The tie-up with Italian eyewear designer Luxottica will create "avant-garde" design according to the fashion firm.
Google hopes it will put Glass at the forefront of the "smart eyewear market".
But many remain sceptical about its future as a mainstream device.
Glass is a piece of wearable technology that includes a thumbnail-sized screen above the wearer's right eye to view internet content. The gadget also includes a camera that can take hands-free pictures and video.
Combining Luxottica's well-known brands with "the cutting edge technology expertise of Google" could "give birth to a new generation of revolutionary devices", said the eyewear company's chief executive Andrea Guerra.
"The first collection generated by this partnership will combine high-end technology with avant-garde design," he added.
Google is to use the 5,000 stores that Luxottica runs in the US to help sell Glass once the device is released on the general market.
There were no details about price or availability.
Critics point out that Glass remains beyond the reach of many consumers with its $1,500 (£900) price tag.
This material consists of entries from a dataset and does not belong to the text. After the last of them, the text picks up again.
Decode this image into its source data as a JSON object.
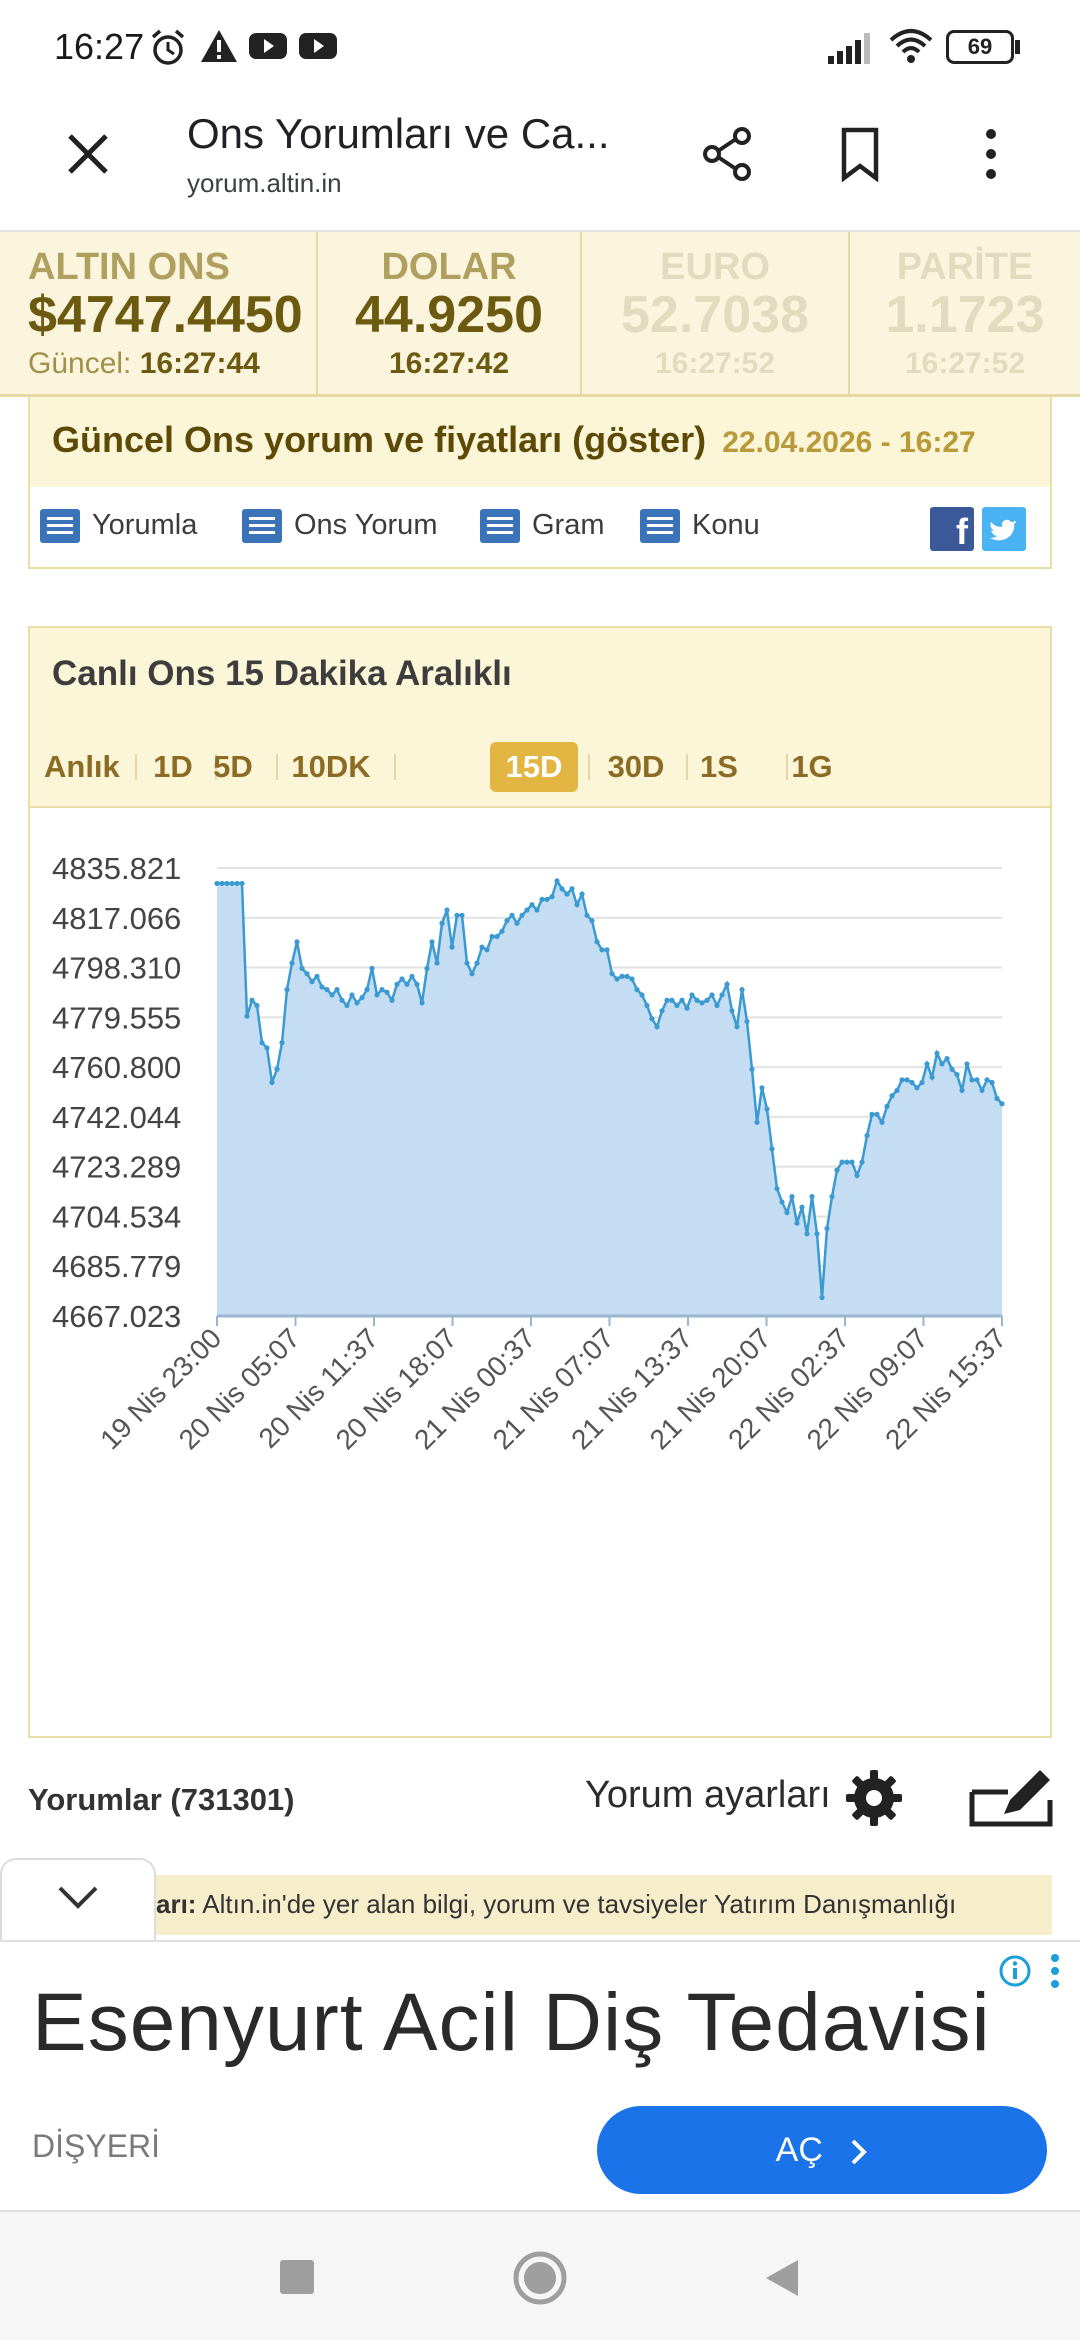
{
  "status_bar": {
    "time": "16:27",
    "battery": "69"
  },
  "browser": {
    "title": "Ons Yorumları ve Ca...",
    "url": "yorum.altin.in"
  },
  "ticker": [
    {
      "label": "ALTIN ONS",
      "value": "$4747.4450",
      "time_label": "Güncel:",
      "time": "16:27:44",
      "dim": false
    },
    {
      "label": "DOLAR",
      "value": "44.9250",
      "time_label": "",
      "time": "16:27:42",
      "dim": false
    },
    {
      "label": "EURO",
      "value": "52.7038",
      "time_label": "",
      "time": "16:27:52",
      "dim": true
    },
    {
      "label": "PARİTE",
      "value": "1.1723",
      "time_label": "",
      "time": "16:27:52",
      "dim": true
    }
  ],
  "info": {
    "title": "Güncel Ons yorum ve fiyatları (göster)",
    "date": "22.04.2026 - 16:27",
    "links": [
      "Yorumla",
      "Ons Yorum",
      "Gram",
      "Konu"
    ]
  },
  "chart_panel": {
    "title": "Canlı Ons 15 Dakika Aralıklı",
    "tabs": [
      "Anlık",
      "1D",
      "5D",
      "10DK",
      "15D",
      "30D",
      "1S",
      "1G"
    ],
    "active_tab": "15D"
  },
  "chart_data": {
    "type": "area",
    "ylim": [
      4667.023,
      4835.821
    ],
    "y_ticks": [
      "4835.821",
      "4817.066",
      "4798.310",
      "4779.555",
      "4760.800",
      "4742.044",
      "4723.289",
      "4704.534",
      "4685.779",
      "4667.023"
    ],
    "x_ticks": [
      "19 Nis 23:00",
      "20 Nis 05:07",
      "20 Nis 11:37",
      "20 Nis 18:07",
      "21 Nis 00:37",
      "21 Nis 07:07",
      "21 Nis 13:37",
      "21 Nis 20:07",
      "22 Nis 02:37",
      "22 Nis 09:07",
      "22 Nis 15:37"
    ],
    "values": [
      4830,
      4830,
      4830,
      4830,
      4830,
      4830,
      4780,
      4786,
      4784,
      4770,
      4768,
      4755,
      4760,
      4770,
      4790,
      4800,
      4808,
      4798,
      4796,
      4793,
      4795,
      4791,
      4790,
      4788,
      4790,
      4786,
      4784,
      4788,
      4785,
      4787,
      4790,
      4798,
      4788,
      4790,
      4789,
      4786,
      4792,
      4794,
      4792,
      4795,
      4792,
      4785,
      4798,
      4808,
      4800,
      4815,
      4820,
      4806,
      4818,
      4818,
      4800,
      4796,
      4800,
      4806,
      4805,
      4810,
      4810,
      4812,
      4816,
      4818,
      4815,
      4818,
      4820,
      4822,
      4820,
      4824,
      4824,
      4825,
      4831,
      4828,
      4826,
      4828,
      4822,
      4826,
      4818,
      4816,
      4808,
      4805,
      4805,
      4796,
      4794,
      4795,
      4795,
      4794,
      4790,
      4788,
      4784,
      4779,
      4776,
      4782,
      4786,
      4786,
      4784,
      4786,
      4783,
      4788,
      4786,
      4785,
      4786,
      4788,
      4784,
      4788,
      4792,
      4782,
      4776,
      4790,
      4778,
      4760,
      4740,
      4753,
      4745,
      4730,
      4715,
      4710,
      4706,
      4712,
      4702,
      4708,
      4698,
      4712,
      4698,
      4674,
      4700,
      4712,
      4722,
      4725,
      4725,
      4725,
      4720,
      4725,
      4735,
      4743,
      4743,
      4740,
      4746,
      4750,
      4752,
      4756,
      4756,
      4755,
      4753,
      4755,
      4762,
      4757,
      4766,
      4762,
      4764,
      4760,
      4758,
      4752,
      4762,
      4756,
      4756,
      4752,
      4756,
      4755,
      4749,
      4747
    ]
  },
  "comments": {
    "label": "Yorumlar (731301)",
    "settings_label": "Yorum ayarları"
  },
  "disclaimer": {
    "prefix": "arı:",
    "text": " Altın.in'de yer alan bilgi, yorum ve tavsiyeler Yatırım Danışmanlığı"
  },
  "ad": {
    "headline": "Esenyurt Acil Diş Tedavisi",
    "advertiser": "DİŞYERİ",
    "button_label": "AÇ"
  },
  "colors": {
    "chart_line": "#3a9ad1",
    "chart_fill": "#c4ddf2",
    "ad_button": "#1a73e8",
    "active_tab": "#e3b643"
  }
}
"The price needs to come down and I think that when they launch a consumer device it is going to be much cheaper," said Nitin Bhas, a senior analyst with Juniper Research.
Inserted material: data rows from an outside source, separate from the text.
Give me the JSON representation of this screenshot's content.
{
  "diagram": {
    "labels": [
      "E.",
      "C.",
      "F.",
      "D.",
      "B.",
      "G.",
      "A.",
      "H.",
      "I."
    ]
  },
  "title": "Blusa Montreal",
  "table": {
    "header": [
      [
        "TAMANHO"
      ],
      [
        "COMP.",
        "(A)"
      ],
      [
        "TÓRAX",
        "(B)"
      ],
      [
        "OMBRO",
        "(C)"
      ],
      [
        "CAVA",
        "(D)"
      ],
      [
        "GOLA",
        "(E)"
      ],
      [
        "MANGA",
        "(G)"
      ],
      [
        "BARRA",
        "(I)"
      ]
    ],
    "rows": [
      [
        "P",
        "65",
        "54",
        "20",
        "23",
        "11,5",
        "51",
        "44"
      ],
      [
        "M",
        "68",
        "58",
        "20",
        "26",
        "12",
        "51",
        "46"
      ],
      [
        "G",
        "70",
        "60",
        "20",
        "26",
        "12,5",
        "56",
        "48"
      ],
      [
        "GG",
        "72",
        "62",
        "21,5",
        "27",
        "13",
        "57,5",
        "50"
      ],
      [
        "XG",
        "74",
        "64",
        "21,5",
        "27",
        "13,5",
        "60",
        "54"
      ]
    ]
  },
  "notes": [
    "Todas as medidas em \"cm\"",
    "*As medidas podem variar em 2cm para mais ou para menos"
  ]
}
But he thinks tie-ups such as these will also be crucial.
"Google needs multiple frames to make Glass look more stylish and move it beyond the tech-savvy audience," he said.
IDC analyst Francisco Jeronimo added: "Nobody will pay $1,500 for this type of device."
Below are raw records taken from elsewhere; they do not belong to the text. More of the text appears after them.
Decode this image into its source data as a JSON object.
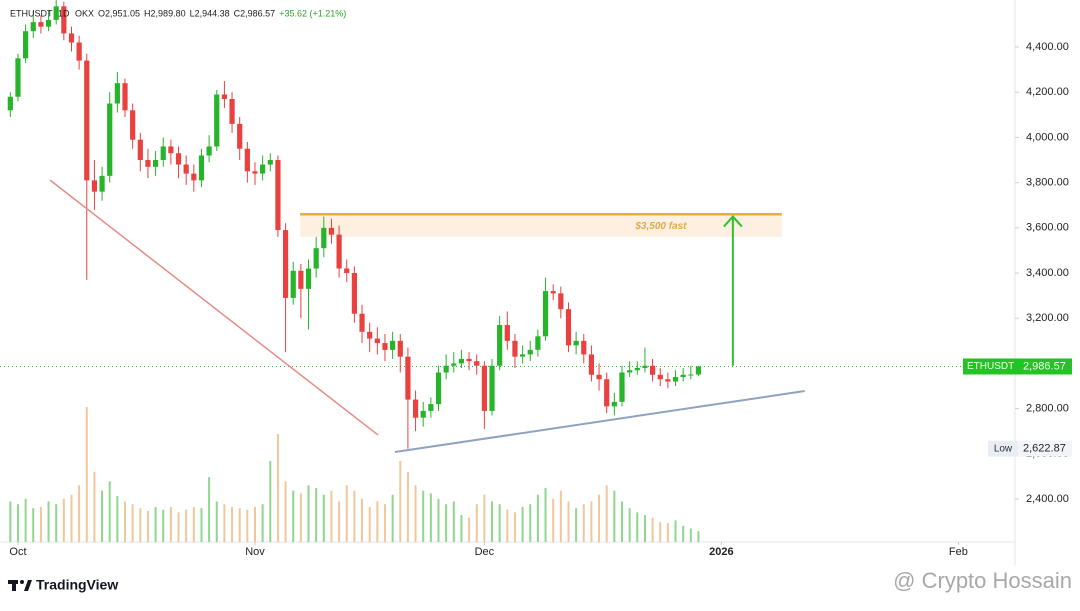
{
  "chart_data": {
    "type": "candlestick",
    "legend_header": {
      "symbol": "ETHUSDT",
      "interval": "1D",
      "exchange": "OKX",
      "ohlc_labels": [
        "O2,951.05",
        "H2,989.80",
        "L2,944.38",
        "C2,986.57"
      ],
      "change": "+35.62 (+1.21%)"
    },
    "x": [
      -1,
      0,
      1,
      2,
      3,
      4,
      5,
      6,
      7,
      8,
      9,
      10,
      11,
      12,
      13,
      14,
      15,
      16,
      17,
      18,
      19,
      20,
      21,
      22,
      23,
      24,
      25,
      26,
      27,
      28,
      29,
      30,
      31,
      32,
      33,
      34,
      35,
      36,
      37,
      38,
      39,
      40,
      41,
      42,
      43,
      44,
      45,
      46,
      47,
      48,
      49,
      50,
      51,
      52,
      53,
      54,
      55,
      56,
      57,
      58,
      59,
      60,
      61,
      62,
      63,
      64,
      65,
      66,
      67,
      68,
      69,
      70,
      71,
      72,
      73,
      74,
      75,
      76,
      77,
      78,
      79,
      80,
      81,
      82,
      83,
      84,
      85,
      86,
      87,
      88,
      89
    ],
    "open": [
      4120,
      4180,
      4350,
      4470,
      4510,
      4490,
      4520,
      4580,
      4460,
      4420,
      4340,
      3810,
      3760,
      3830,
      4150,
      4240,
      4120,
      3990,
      3900,
      3870,
      3900,
      3960,
      3930,
      3880,
      3840,
      3810,
      3920,
      3960,
      4190,
      4170,
      4060,
      3950,
      3850,
      3840,
      3880,
      3900,
      3590,
      3290,
      3410,
      3330,
      3420,
      3510,
      3600,
      3570,
      3420,
      3400,
      3220,
      3140,
      3110,
      3090,
      3060,
      3100,
      3030,
      2840,
      2760,
      2790,
      2820,
      2960,
      2990,
      3000,
      3020,
      3010,
      2990,
      2790,
      2990,
      3170,
      3100,
      3030,
      3040,
      3060,
      3120,
      3320,
      3310,
      3240,
      3080,
      3100,
      3040,
      2950,
      2930,
      2810,
      2830,
      2960,
      2970,
      2980,
      2990,
      2950,
      2930,
      2920,
      2940,
      2950,
      2951.05
    ],
    "high": [
      4200,
      4370,
      4500,
      4560,
      4540,
      4560,
      4640,
      4600,
      4490,
      4450,
      4370,
      3900,
      3870,
      4200,
      4290,
      4260,
      4150,
      4020,
      3950,
      3940,
      4000,
      3990,
      3960,
      3920,
      3880,
      3950,
      4010,
      4210,
      4250,
      4200,
      4090,
      3980,
      3890,
      3920,
      3930,
      3920,
      3620,
      3450,
      3440,
      3460,
      3560,
      3650,
      3640,
      3610,
      3460,
      3430,
      3260,
      3180,
      3160,
      3130,
      3140,
      3130,
      3070,
      2880,
      2830,
      2850,
      2990,
      3040,
      3050,
      3060,
      3050,
      3040,
      3010,
      3020,
      3210,
      3230,
      3130,
      3080,
      3100,
      3150,
      3380,
      3350,
      3340,
      3270,
      3140,
      3130,
      3080,
      3000,
      2960,
      2870,
      2990,
      3010,
      3010,
      3070,
      3020,
      2980,
      2960,
      2970,
      2980,
      2990,
      2989.8
    ],
    "low": [
      4090,
      4160,
      4330,
      4440,
      4460,
      4470,
      4500,
      4430,
      4380,
      4300,
      3370,
      3680,
      3720,
      3800,
      4110,
      4090,
      3950,
      3850,
      3820,
      3830,
      3870,
      3880,
      3820,
      3790,
      3760,
      3780,
      3890,
      3940,
      4130,
      4020,
      3900,
      3800,
      3790,
      3810,
      3850,
      3560,
      3050,
      3260,
      3200,
      3150,
      3380,
      3470,
      3530,
      3380,
      3360,
      3180,
      3090,
      3050,
      3040,
      3010,
      3020,
      2960,
      2622.87,
      2700,
      2720,
      2760,
      2790,
      2930,
      2960,
      2980,
      2970,
      2950,
      2710,
      2770,
      2970,
      3060,
      2980,
      3000,
      3010,
      3030,
      3100,
      3280,
      3200,
      3050,
      3040,
      3000,
      2920,
      2880,
      2780,
      2770,
      2810,
      2940,
      2950,
      2960,
      2920,
      2900,
      2890,
      2900,
      2920,
      2930,
      2944.38
    ],
    "close": [
      4180,
      4350,
      4470,
      4510,
      4490,
      4520,
      4580,
      4460,
      4420,
      4340,
      3810,
      3760,
      3830,
      4150,
      4240,
      4120,
      3990,
      3900,
      3870,
      3900,
      3960,
      3930,
      3880,
      3840,
      3810,
      3920,
      3960,
      4190,
      4170,
      4060,
      3950,
      3850,
      3840,
      3880,
      3900,
      3590,
      3290,
      3410,
      3330,
      3420,
      3510,
      3600,
      3570,
      3420,
      3400,
      3220,
      3140,
      3110,
      3090,
      3060,
      3100,
      3030,
      2840,
      2760,
      2790,
      2820,
      2960,
      2990,
      3000,
      3020,
      3010,
      2990,
      2790,
      2990,
      3170,
      3100,
      3030,
      3040,
      3060,
      3120,
      3320,
      3310,
      3240,
      3080,
      3100,
      3040,
      2950,
      2930,
      2810,
      2830,
      2960,
      2970,
      2980,
      2990,
      2950,
      2930,
      2920,
      2940,
      2950,
      2951.05,
      2986.57
    ],
    "volume": [
      300,
      280,
      320,
      250,
      260,
      300,
      280,
      320,
      350,
      420,
      1000,
      520,
      380,
      450,
      340,
      300,
      280,
      250,
      230,
      260,
      240,
      260,
      220,
      240,
      260,
      250,
      480,
      300,
      280,
      260,
      250,
      240,
      260,
      280,
      600,
      800,
      450,
      380,
      360,
      420,
      400,
      350,
      380,
      300,
      420,
      380,
      320,
      260,
      300,
      280,
      350,
      600,
      520,
      420,
      380,
      360,
      320,
      280,
      300,
      200,
      180,
      280,
      350,
      300,
      280,
      240,
      220,
      260,
      280,
      350,
      400,
      320,
      380,
      300,
      250,
      280,
      300,
      350,
      420,
      380,
      300,
      250,
      220,
      200,
      180,
      150,
      140,
      160,
      120,
      100,
      80
    ],
    "volume_lim": [
      0,
      1000
    ],
    "up_color": "#26b52a",
    "down_color": "#e8413f",
    "up_volume_color": "#8fd68f",
    "down_volume_color": "#f0c79a",
    "xlim": [
      -2.35,
      130.4
    ],
    "xticks": [
      {
        "value": 0,
        "label": "Oct"
      },
      {
        "value": 31,
        "label": "Nov"
      },
      {
        "value": 61,
        "label": "Dec"
      },
      {
        "value": 92,
        "label": "2026",
        "bold": true
      },
      {
        "value": 123,
        "label": "Feb"
      }
    ],
    "ylim": [
      2210,
      4608
    ],
    "yticks": [
      {
        "value": 2400,
        "label": "2,400.00"
      },
      {
        "value": 2600,
        "label": "2,600.00"
      },
      {
        "value": 2800,
        "label": "2,800.00"
      },
      {
        "value": 3000,
        "label": "3,000.00"
      },
      {
        "value": 3200,
        "label": "3,200.00"
      },
      {
        "value": 3400,
        "label": "3,400.00"
      },
      {
        "value": 3600,
        "label": "3,600.00"
      },
      {
        "value": 3800,
        "label": "3,800.00"
      },
      {
        "value": 4000,
        "label": "4,000.00"
      },
      {
        "value": 4200,
        "label": "4,200.00"
      },
      {
        "value": 4400,
        "label": "4,400.00"
      }
    ],
    "grid": false,
    "last_price": {
      "name": "ETHUSDT",
      "value": 2986.57,
      "label": "2,986.57",
      "color": "#22c322"
    },
    "low_marker": {
      "name": "Low",
      "value": 2622.87,
      "label": "2,622.87"
    },
    "zone": {
      "x": [
        36.9,
        99.9
      ],
      "y": [
        3560,
        3655
      ],
      "color": "#fde9d4",
      "label": "$3,500 fast"
    },
    "resistance": {
      "x": [
        36.9,
        99.9
      ],
      "y": [
        3660,
        3660
      ],
      "color": "#e2b13c"
    },
    "downtrend": {
      "x": [
        4.2,
        47.1
      ],
      "y": [
        3811,
        2683
      ],
      "color": "#e88a86"
    },
    "uptrend": {
      "x": [
        49.3,
        102.9
      ],
      "y": [
        2608,
        2878
      ],
      "color": "#8fa3c0"
    },
    "arrow": {
      "x": [
        93.5,
        93.5
      ],
      "y": [
        2990,
        3650
      ],
      "color": "#2ec02e"
    },
    "logo": "TradingView",
    "watermark": "@ Crypto Hossain"
  }
}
He estimates Glass will fall to between £300 ($495) and £500 and come with additional features.
It is not the first time that Google has attempted to get interest in Glass beyond its core geek audience.
In January it announced that versions of the headset would be available in prescription glasses and sunglasses - known as the Titanium collection.
Google has so far only sold Glass to a select group of test subjects known as "Explorers." More than 10,000 people have bought it to date.
As early adopters, they have not always had an easy ride when wearing the device with some wearers earning the dubious title "Glassholes".
Cecilia Abadie was pulled over and given a traffic ticket for wearing the device while another user was removed from a cinema and accused of using the gadget to illegally copy the film.
Recently Google issued guidelines on Glass etiquette, urging wearers not to be "creepy or rude (aka a 'Glasshole')".
Last week it attempted to dispel "Glass myths" including privacy fears.
"If someone wants to secretly record you, there are much, much better cameras out there than one you wear conspicuously on your face and that lights up every time you give a voice command, or press a button," it said.
Google appears to be committed to next-generation wearables.
Last week, it unveiled a version of its Android operating system designed specifically for such devices.